Luminaire Efficiency: The ratio of lumens emitted by a Luminaire to those emitted by the lamp or lamps used.
Luminance: Measurable quantity (candelas per square inch or per square meter) which is related to perceived brightness.
Lux: The ratio of lumens to surface. Measures the light that actually reaches the target. Lux varies depending upon how far away the target is from the light source and other environmental factors such as wall color, reflectors, etc. This is the SI (International System) unit of illumination. Generally, one lumen uniformly distributed over an area of one square meter.
Phosphor: A coating, deposited on the inner bulb surface of fluorescent lamp types. Phosphors are designed to absorb short wavelength ultraviolet radiation and to transform and emit it as visible light.

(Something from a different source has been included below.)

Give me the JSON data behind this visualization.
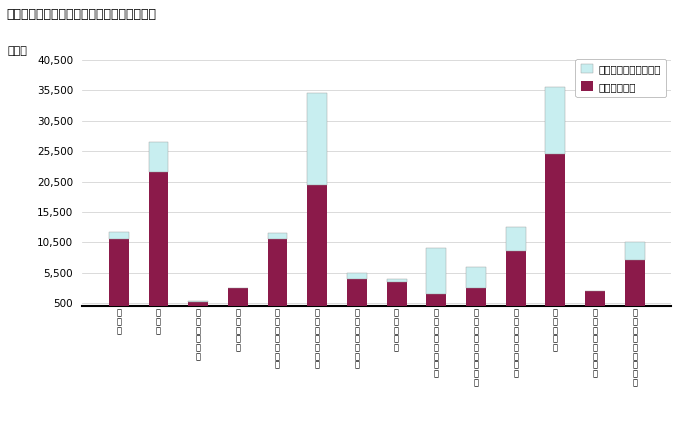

Power Factor (PF): A measure of how efficiently a device uses power. Power factor may range from 0 to 1, with 1 being the ideal. A device that converts all the power supplied to it by the power utility into watts is said to have a power factor of 1. Devices with PF greater than or equal to 0.90 are referred to as High Power Factor (HPF) devices, whereas devices with PF less than 0.60 are referred to as low power factor devices.. Incandescent lamps always have power factors close to 1.0 because they are simple “resistive” loads. The ballast used determines the power factor of a discharge lamp system. “High” power factor usually means a rating of 0.9 or greater. The power factor of “core and coil” electromagnetic ballasts may be as low as 0.5 – 0.6.
Soft glow / Opal: A fine white powder coating which produces a more even brightness than pearl where diffusion of the light is important.
Spotlight: Beam of light projected onto a particular object or location.
Striplight: Tubular shaped incandescent lightbulb used in bathroom shaver lights, picture lights and under-cupboard lighting. (See also Fluorescent Lamps)
Underwriters Laboratories (UL): A private organization which tests and lists electrical (and other) equipment for electrical and fire safety according to recognized UL and other standards. A UL listing is not an indication of overall performance. Lamps are not UL listed except for compact fluorescent lamp assemblies – those with screw bases and built-in ballasts.
Voltage: A measurement of the electromotive force in an electrical circuit or device expressed in volts. The voltage of a circuit is the electrical pressure it provides. In an incandescent lamp, voltage designates the supply voltage to which the lamp should be connected, and is related to current and power as follows: Voltage (Volts) = Power (Watts) / Current (Amps).